The Blind Side
You what white people really love, more than anything else ever? White saviors. From Michael Lewis to Nic Kristof, writer after writer has made bank telling stories of white saviors of the world’s darker people. It truly has no expiration date. And you know who loves the white savior narrative more than anyone else? Yep, Oscar voters, which helps explain why we see racially embarrassing movies win Oscars over and over again. (And yes, Crash definitely counts here because it does the same work that white savior narratives–tells white people that they really are OK and at the very worst, no worse than anyone else). Of course nothing better personifies this in the last couple of decades than Lewis’ The Blind Side, about the white people who “adopted” the offensive tackle Michael Oher. That of course led to Sandra Bullock somehow winning an Oscar and if you need hard evidence of the power of white savior entertainment, that’s as good as you can get. Now Oher is suing said people, saying they made millions off him under false pretenses. Dave Zirin on the disgusting nature of the whole Blind Side enterprise:
For the film, the Tuohys’ two children each got a $225,000 payment and 2.5 percent of net proceeds for having their likeness portrayed. That would work out to almost $5 million per kid. Oher allegedly got nothing. With that film deal, Sean and Leigh Anne tipped their hands as to whom they really considered family. Yet this alleged swindle is only an extension of what is so grotesque about The Blind Side. It’s a “feel-good story” that, even without this lawsuit, is hyper-exploitative trash. The smash hit stars Sandra Bullock as the white woman with a heart of gold. Hollywood rarely fails with this trope, which tells white America that it is—despite historic evidence to the contrary—morally righteous to accept Rudyard Kipling’s “white man’s burden” and civilize the poor and downtrodden. This has been used by “liberal” Hollywood since at least 1939, when Scarlett O’Hara let Mammy sass her out of the goodness of her heart in Gone With the Wind. The list of white-savior prestige films is long—Mississippi Burning, Dangerous Minds, and the fulsomely praised documentary about school reform Waiting for Superman come to mind. All of these movies sell the same tired fiction.
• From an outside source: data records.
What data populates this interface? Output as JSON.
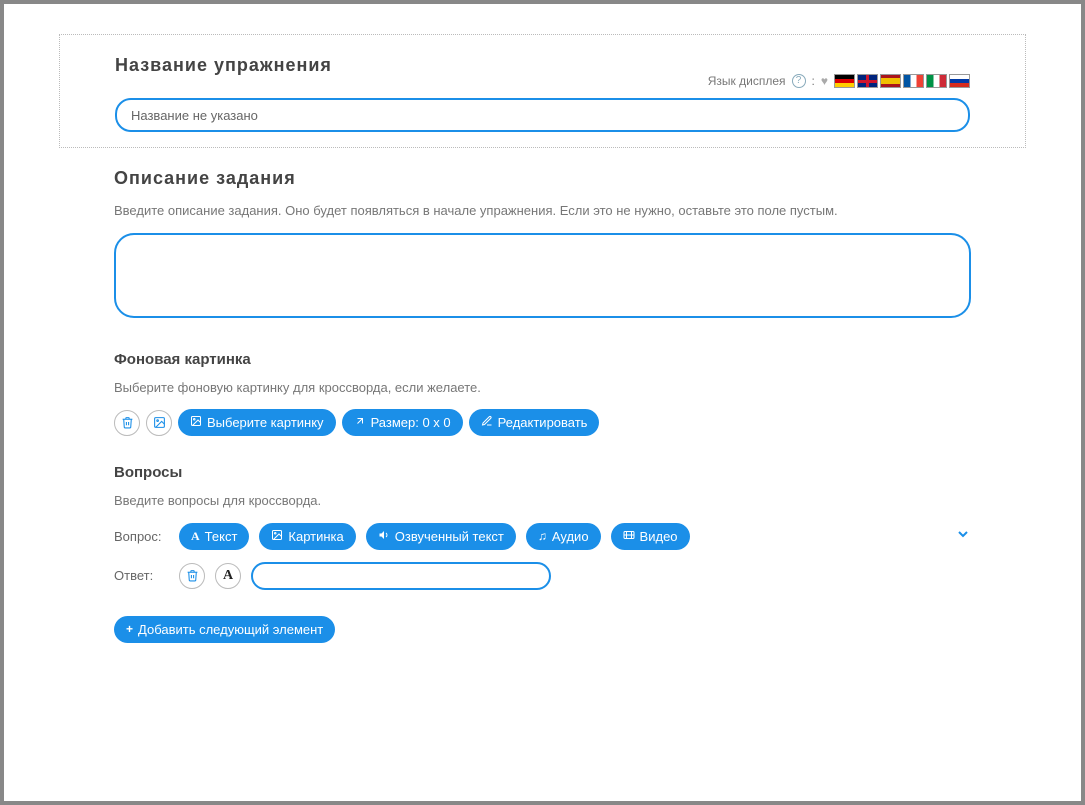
{
  "title_section": {
    "heading": "Название упражнения",
    "lang_label": "Язык дисплея",
    "separator": ":",
    "input_value": "Название не указано"
  },
  "flags": [
    "de",
    "en",
    "es",
    "fr",
    "it",
    "ru"
  ],
  "description_section": {
    "heading": "Описание задания",
    "hint": "Введите описание задания. Оно будет появляться в начале упражнения. Если это не нужно, оставьте это поле пустым.",
    "value": ""
  },
  "background_section": {
    "heading": "Фоновая картинка",
    "hint": "Выберите фоновую картинку для кроссворда, если желаете.",
    "select_label": "Выберите картинку",
    "size_label": "Размер: 0 x 0",
    "edit_label": "Редактировать"
  },
  "questions_section": {
    "heading": "Вопросы",
    "hint": "Введите вопросы для кроссворда.",
    "question_label": "Вопрос:",
    "answer_label": "Ответ:",
    "buttons": {
      "text": "Текст",
      "image": "Картинка",
      "tts": "Озвученный текст",
      "audio": "Аудио",
      "video": "Видео"
    },
    "answer_value": ""
  },
  "add_button": "Добавить следующий элемент",
  "font_letter": "A"
}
When The Blind Side film was released in 2009, the allegedly “slow” Oher spoke out against his “Baby Huey” depiction and refused to do publicity. Few noticed or wrote about it at the time. Oher may not have known about the fake adoption then, but he knew the one thing about the movie that the Academy did not: It was a terrible and racist film.
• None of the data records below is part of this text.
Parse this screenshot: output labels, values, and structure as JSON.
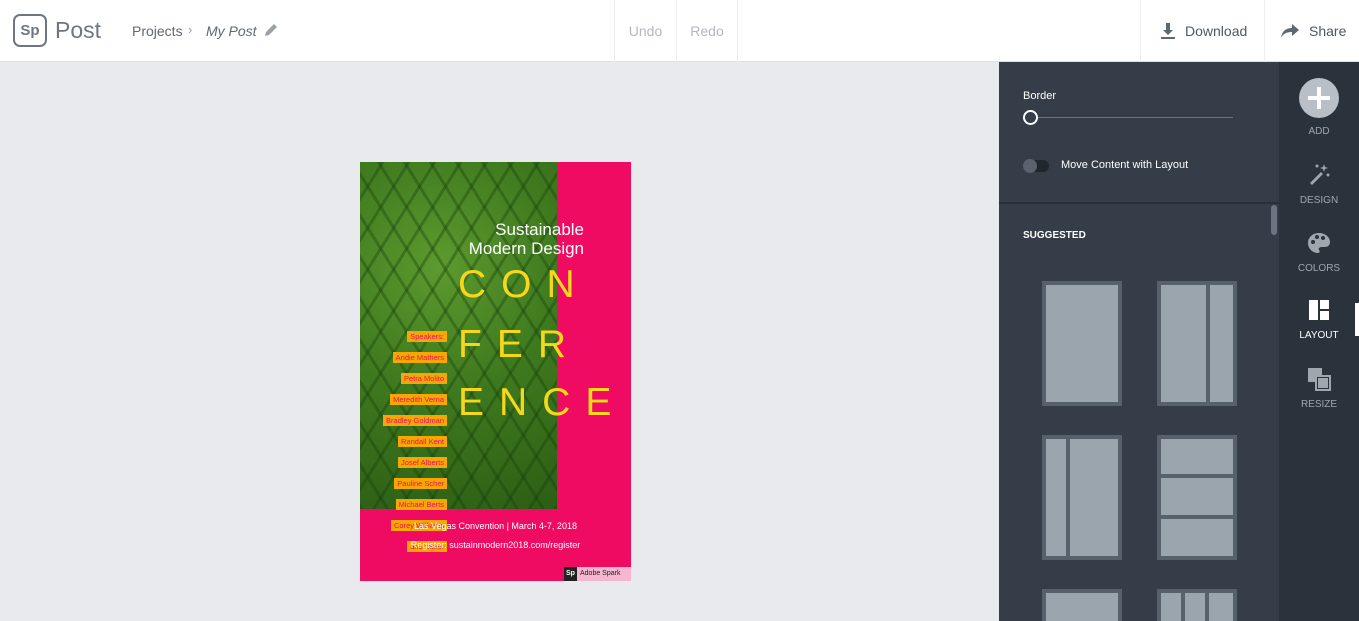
{
  "header": {
    "logo": "Sp",
    "app_name": "Post",
    "breadcrumb_projects": "Projects",
    "breadcrumb_sep": "›",
    "breadcrumb_current": "My Post",
    "undo": "Undo",
    "redo": "Redo",
    "download": "Download",
    "share": "Share"
  },
  "poster": {
    "title_line1": "Sustainable",
    "title_line2": "Modern Design",
    "word1": "CON",
    "word2": "FER",
    "word3": "ENCE",
    "speakers": [
      "Speakers:",
      "Andie Mathers",
      "Petra Molito",
      "Meredith Verna",
      "Bradley Goldman",
      "Randall Kent",
      "Josef Alberts",
      "Pauline Scher",
      "Michael Berts",
      "Corey Williams",
      "and more:"
    ],
    "footer1": "Las Vegas Convention | March 4-7, 2018",
    "footer2": "Register: sustainmodern2018.com/register",
    "badge_logo": "Sp",
    "badge_text": "Adobe Spark",
    "colors": {
      "background": "#ef0b62",
      "accent": "#f6d81a",
      "speaker_box": "#f7a800"
    }
  },
  "panel": {
    "border_label": "Border",
    "border_value": 0,
    "move_content_label": "Move Content with Layout",
    "move_content_on": false,
    "suggested_label": "SUGGESTED"
  },
  "rail": {
    "add": "ADD",
    "design": "DESIGN",
    "colors": "COLORS",
    "layout": "LAYOUT",
    "resize": "RESIZE",
    "active": "LAYOUT"
  }
}
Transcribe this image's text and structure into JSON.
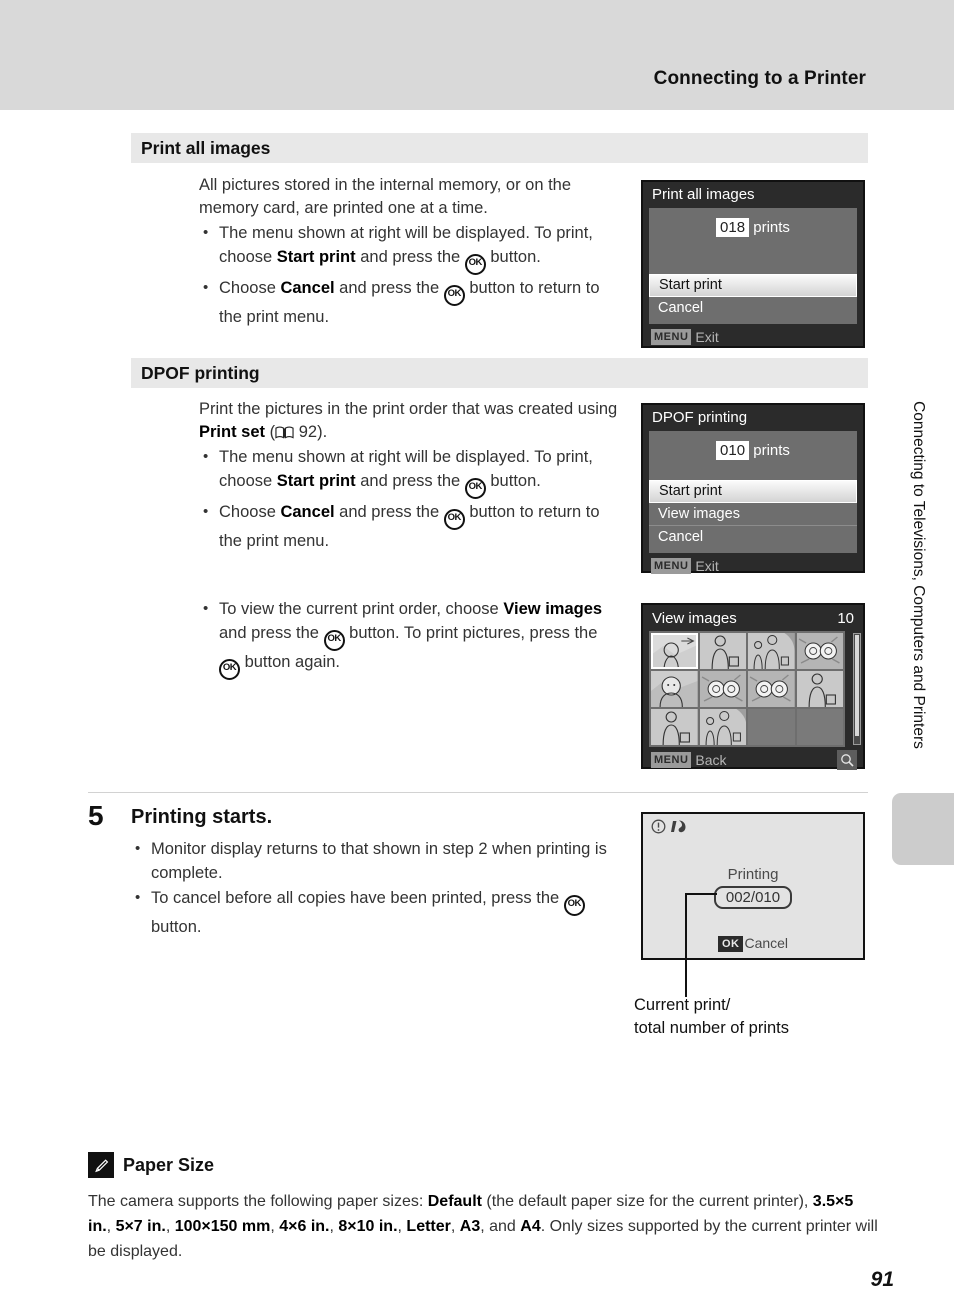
{
  "header": {
    "title": "Connecting to a Printer"
  },
  "side_rail": {
    "vertical_text": "Connecting to Televisions, Computers and Printers"
  },
  "sections": {
    "print_all_images": {
      "heading": "Print all images",
      "lead": "All pictures stored in the internal memory, or on the memory card, are printed one at a time.",
      "bullets": [
        {
          "pre": "The menu shown at right will be displayed. To print, choose ",
          "bold": "Start print",
          "mid": " and press the ",
          "icon": "ok-button-icon",
          "post": " button."
        },
        {
          "pre": "Choose ",
          "bold": "Cancel",
          "mid": " and press the ",
          "icon": "ok-button-icon",
          "post": " button to return to the print menu."
        }
      ]
    },
    "dpof_printing": {
      "heading": "DPOF printing",
      "lead_pre": "Print the pictures in the print order that was created using ",
      "lead_bold": "Print set",
      "lead_ref_open": " (",
      "lead_ref_page": "92",
      "lead_ref_close": ").",
      "bullets": [
        {
          "pre": "The menu shown at right will be displayed. To print, choose ",
          "bold": "Start print",
          "mid": " and press the ",
          "icon": "ok-button-icon",
          "post": " button."
        },
        {
          "pre": "Choose ",
          "bold": "Cancel",
          "mid": " and press the ",
          "icon": "ok-button-icon",
          "post": " button to return to the print menu."
        }
      ],
      "view_bullet": {
        "pre": "To view the current print order, choose ",
        "bold": "View images",
        "mid": " and press the ",
        "icon": "ok-button-icon",
        "post": " button. To print pictures, press the ",
        "post2": " button again."
      }
    }
  },
  "monitors": {
    "print_all": {
      "title": "Print all images",
      "count": "018",
      "count_label": "prints",
      "items": [
        {
          "label": "Start print",
          "selected": true
        },
        {
          "label": "Cancel",
          "selected": false
        }
      ],
      "footer_badge": "MENU",
      "footer_label": "Exit"
    },
    "dpof": {
      "title": "DPOF printing",
      "count": "010",
      "count_label": "prints",
      "items": [
        {
          "label": "Start print",
          "selected": true
        },
        {
          "label": "View images",
          "selected": false
        },
        {
          "label": "Cancel",
          "selected": false
        }
      ],
      "footer_badge": "MENU",
      "footer_label": "Exit"
    },
    "view_images": {
      "title": "View images",
      "count": "10",
      "footer_badge": "MENU",
      "footer_label": "Back",
      "magnifier_icon": "magnifier-icon",
      "thumbnails": [
        {
          "kind": "portrait-landscape",
          "selected": true
        },
        {
          "kind": "person-bag",
          "selected": false
        },
        {
          "kind": "two-people",
          "selected": false
        },
        {
          "kind": "flowers",
          "selected": false
        },
        {
          "kind": "portrait-closeup",
          "selected": false
        },
        {
          "kind": "flowers",
          "selected": false
        },
        {
          "kind": "flowers",
          "selected": false
        },
        {
          "kind": "person-bag",
          "selected": false
        },
        {
          "kind": "person-bag",
          "selected": false
        },
        {
          "kind": "two-people",
          "selected": false
        },
        {
          "kind": "empty",
          "selected": false
        },
        {
          "kind": "empty",
          "selected": false
        }
      ]
    },
    "printing": {
      "status_icons": [
        "warning-circle-icon",
        "motion-blur-icon"
      ],
      "label": "Printing",
      "count": "002/010",
      "footer_badge": "OK",
      "footer_label": "Cancel",
      "caption_line1": "Current print/",
      "caption_line2": "total number of prints"
    }
  },
  "step5": {
    "number": "5",
    "title": "Printing starts.",
    "bullets": [
      {
        "text": "Monitor display returns to that shown in step 2 when printing is complete."
      },
      {
        "pre": "To cancel before all copies have been printed, press the ",
        "icon": "ok-button-icon",
        "post": " button."
      }
    ]
  },
  "note": {
    "icon": "pencil-note-icon",
    "title": "Paper Size",
    "body_pre": "The camera supports the following paper sizes: ",
    "default_bold": "Default",
    "body_mid": " (the default paper size for the current printer), ",
    "sizes": [
      "3.5×5 in.",
      "5×7 in.",
      "100×150 mm",
      "4×6 in.",
      "8×10 in.",
      "Letter",
      "A3",
      "A4"
    ],
    "body_post": ". Only sizes supported by the current printer will be displayed.",
    "and_word": "and"
  },
  "page_number": "91"
}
The emerging truth about The Blind Side fits neatly within our cultural moment. We are living in an era where people are realizing that waiting for a Superman is a fool’s pursuit and that people who present themselves as white saviors are more often than not white beneficiaries of Black pain. If the charges are true—and the court documents are damning—then maybe this will be a turning point. Maybe even white audiences will stop believing in this trope.
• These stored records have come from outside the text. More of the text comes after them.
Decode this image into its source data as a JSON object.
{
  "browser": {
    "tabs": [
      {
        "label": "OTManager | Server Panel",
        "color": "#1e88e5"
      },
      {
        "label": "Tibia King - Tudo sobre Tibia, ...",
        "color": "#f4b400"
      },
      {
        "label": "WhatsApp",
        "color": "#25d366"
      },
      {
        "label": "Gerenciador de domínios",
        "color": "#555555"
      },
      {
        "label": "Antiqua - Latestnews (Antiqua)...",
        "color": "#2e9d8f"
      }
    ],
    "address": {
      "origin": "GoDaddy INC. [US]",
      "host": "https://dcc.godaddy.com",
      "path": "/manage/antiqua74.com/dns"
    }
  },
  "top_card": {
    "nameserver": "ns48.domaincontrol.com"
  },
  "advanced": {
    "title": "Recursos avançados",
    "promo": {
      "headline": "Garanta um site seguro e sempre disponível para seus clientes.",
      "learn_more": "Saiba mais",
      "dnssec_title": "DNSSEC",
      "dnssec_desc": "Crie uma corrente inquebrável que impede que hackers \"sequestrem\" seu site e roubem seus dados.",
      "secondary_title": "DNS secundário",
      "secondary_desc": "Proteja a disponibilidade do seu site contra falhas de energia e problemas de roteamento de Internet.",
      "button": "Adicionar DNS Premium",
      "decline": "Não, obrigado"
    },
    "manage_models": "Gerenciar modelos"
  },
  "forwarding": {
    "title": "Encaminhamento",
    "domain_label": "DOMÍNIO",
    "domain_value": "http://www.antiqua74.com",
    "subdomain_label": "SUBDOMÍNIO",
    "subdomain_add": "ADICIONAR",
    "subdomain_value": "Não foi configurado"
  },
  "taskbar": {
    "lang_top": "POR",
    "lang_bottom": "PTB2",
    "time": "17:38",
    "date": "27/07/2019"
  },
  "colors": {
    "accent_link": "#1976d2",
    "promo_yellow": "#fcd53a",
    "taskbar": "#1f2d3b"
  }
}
There already is a growing understanding among young white activists about the difference between allyship and paternalism, the importance of creating space for others to speak and lead, and the understanding that the white-savior concept is a dangerous myth that has hurt far more than it has ever helped. Lewis was wrong to valorize this narrative. The Tuohys were wrong to exploit it, which they did whether these charges are proven or not. And Oher is right to take his name back. He’s a hell of a lot smarter than Lewis or the Tuohys have presented, and that may prove to be their undoing. The flip side of white saviorship is white underestimation. The Tuohys underestimated Michael Oher. And now the world knows it.